Chris Brame wrote:
Victory Air Museum (Gilmer, IL) - Earl Reinert sold off the last of his collection in the mid-80s.
Michigan Military Air Museum (Freeland, MI) - closed late 1974.
Another two museums I had never heard of before. This is turning into a learning experience. Thanks!
Question about the Victory Air Museum though. A quick Google search turned up
another thread on WIX that seemed to insinuate that the museum was still around in another incarnation. Apparently there is even a
website. Any thoughts on this?
The aforementioned thread also
mentioned another museum I have never heard of before: the "Polidori Air Museum".
Finally, to address
one other issue that thread brought up, I am interested in anything that was billed as a "museum" even if it was more of just a collection. As long as it referred to itself as one, go ahead and post it. I won't say I'll necessarily end up using it, but I can't even consider including it until I am aware it exists!
EDIT: I found a
post in another thread on WIX that quotes Baugher for a "Mid-Michigan Air Museum" in Freeland, Michigan. Do you know if it could have gone by a different name? Goodall
notes a HU-16 at a "Michigan Military Air Museum" in Saginaw, MI (of which Freeland is apparently a suburb). Finally, a
whole bunch of Google results are pointing me to something at the
Gerald R. Ford International Airport, but I'm thinking this is a misidentification due to public confusion. Tracking down information on museum that closed pre-Internet era is
hard!
BK wrote:
Noha307 wrote:
Strategic Air and Space Museum <--- Strategic Air Command Museum <--- Strategic Aerospace Museum
Is now Strategic Air Command & Aerospace Museum.

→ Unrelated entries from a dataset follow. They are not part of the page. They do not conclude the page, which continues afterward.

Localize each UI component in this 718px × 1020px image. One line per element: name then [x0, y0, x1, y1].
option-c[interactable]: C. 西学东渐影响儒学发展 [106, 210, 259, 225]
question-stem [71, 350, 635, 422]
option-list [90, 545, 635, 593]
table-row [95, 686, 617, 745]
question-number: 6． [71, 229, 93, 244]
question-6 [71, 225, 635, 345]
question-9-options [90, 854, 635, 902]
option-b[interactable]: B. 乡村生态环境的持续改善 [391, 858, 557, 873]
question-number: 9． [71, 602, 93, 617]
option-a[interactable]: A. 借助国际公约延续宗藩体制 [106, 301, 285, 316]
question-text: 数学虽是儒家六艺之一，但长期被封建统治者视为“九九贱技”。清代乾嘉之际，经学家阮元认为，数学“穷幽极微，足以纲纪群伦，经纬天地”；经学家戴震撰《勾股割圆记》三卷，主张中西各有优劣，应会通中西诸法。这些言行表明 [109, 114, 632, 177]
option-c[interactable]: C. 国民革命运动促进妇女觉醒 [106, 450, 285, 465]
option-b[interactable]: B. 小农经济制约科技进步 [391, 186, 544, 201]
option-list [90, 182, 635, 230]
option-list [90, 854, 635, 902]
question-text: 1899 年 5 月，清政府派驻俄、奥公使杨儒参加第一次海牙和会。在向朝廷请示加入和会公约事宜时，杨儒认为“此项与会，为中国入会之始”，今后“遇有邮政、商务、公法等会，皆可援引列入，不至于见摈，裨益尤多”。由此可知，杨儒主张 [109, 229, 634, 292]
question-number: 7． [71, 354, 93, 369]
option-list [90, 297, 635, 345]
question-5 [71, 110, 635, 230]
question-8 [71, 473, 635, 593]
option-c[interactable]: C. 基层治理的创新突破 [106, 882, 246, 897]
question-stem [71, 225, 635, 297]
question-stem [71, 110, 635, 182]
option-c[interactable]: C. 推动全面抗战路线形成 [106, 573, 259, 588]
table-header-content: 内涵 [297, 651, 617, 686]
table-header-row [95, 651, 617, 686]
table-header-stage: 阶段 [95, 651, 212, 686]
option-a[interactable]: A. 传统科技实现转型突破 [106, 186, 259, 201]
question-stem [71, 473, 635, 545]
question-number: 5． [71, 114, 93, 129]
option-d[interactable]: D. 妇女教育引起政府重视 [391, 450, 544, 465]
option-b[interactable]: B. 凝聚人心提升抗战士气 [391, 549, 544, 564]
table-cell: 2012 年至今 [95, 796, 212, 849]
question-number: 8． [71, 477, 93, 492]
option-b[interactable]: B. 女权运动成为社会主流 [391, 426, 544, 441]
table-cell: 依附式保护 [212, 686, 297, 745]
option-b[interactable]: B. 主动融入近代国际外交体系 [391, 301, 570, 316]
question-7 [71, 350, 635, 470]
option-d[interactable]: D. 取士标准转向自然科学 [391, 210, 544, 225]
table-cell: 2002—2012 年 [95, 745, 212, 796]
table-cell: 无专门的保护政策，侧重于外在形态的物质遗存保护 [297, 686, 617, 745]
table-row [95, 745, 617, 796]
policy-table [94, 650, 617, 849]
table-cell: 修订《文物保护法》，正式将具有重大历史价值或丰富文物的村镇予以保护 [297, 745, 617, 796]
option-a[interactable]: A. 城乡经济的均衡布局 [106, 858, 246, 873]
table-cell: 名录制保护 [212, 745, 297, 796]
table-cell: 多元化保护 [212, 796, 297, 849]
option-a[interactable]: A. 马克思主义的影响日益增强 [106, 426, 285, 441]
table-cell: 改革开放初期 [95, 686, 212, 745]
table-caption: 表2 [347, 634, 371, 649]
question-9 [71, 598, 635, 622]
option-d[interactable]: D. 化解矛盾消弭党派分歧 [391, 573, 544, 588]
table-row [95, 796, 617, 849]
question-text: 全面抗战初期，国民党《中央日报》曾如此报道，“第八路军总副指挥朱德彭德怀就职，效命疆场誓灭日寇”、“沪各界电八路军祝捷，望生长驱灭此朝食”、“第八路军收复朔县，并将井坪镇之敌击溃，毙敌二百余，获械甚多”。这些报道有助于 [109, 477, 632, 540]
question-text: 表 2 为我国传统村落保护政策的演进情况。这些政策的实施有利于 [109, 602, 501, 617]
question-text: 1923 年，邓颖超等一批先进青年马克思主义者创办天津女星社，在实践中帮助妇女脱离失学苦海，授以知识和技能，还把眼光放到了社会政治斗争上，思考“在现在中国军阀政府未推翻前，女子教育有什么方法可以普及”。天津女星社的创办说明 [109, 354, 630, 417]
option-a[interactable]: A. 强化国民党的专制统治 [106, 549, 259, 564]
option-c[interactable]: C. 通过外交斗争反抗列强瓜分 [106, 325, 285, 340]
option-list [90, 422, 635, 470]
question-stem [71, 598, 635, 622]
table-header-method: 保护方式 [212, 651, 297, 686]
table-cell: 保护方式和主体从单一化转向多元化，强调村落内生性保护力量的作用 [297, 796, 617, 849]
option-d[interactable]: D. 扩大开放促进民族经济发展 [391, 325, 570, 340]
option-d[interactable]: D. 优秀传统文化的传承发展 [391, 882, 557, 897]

http://sasmuseum.com/2015/05/06/renaming-the-museum/I feel like I saw that somewhere, but forgot about it. Thanks for (possibly) reminding me!
Also, it looks like they've come full circle with their name.
JohnB wrote:
There was also a "Movieworld" museum (IIRC called "Planes of Fame" and paired with "Cars of the Stars") in Buena Park, CA where they had statics like the now scrapped B-25 from the 70s TV movie Sole Survivor (a takeoff on the Lady Be Good). It closed in 1973.
Huh. So this "Movieworld" was separate from both the Tallmantz museum and the
modern day Planes of Fame museum?
EDIT: The
Wikipedia article about the current Planes of Fame museum claims that the "Movieworld" museum was an earlier location of the Maloney collection. So the "Planes of Fame" museum you referred to is the same as the current Planes of Fame?
JohnB wrote:
Payte Museum at Ft. Worth (closed a few years back...various military items including a few ac).
Another one I've never heard of! And I thought I knew 'em all! Thanks!
JohnB wrote:
Florence Air & Missile Museum in South Carolina consisted primarily ex-military stuff, many now rare types (B-66, etc.) were scrapped when it closed.
I forgot about this one. I remember it now because it's where the
only remaining BTD Destroyer came from.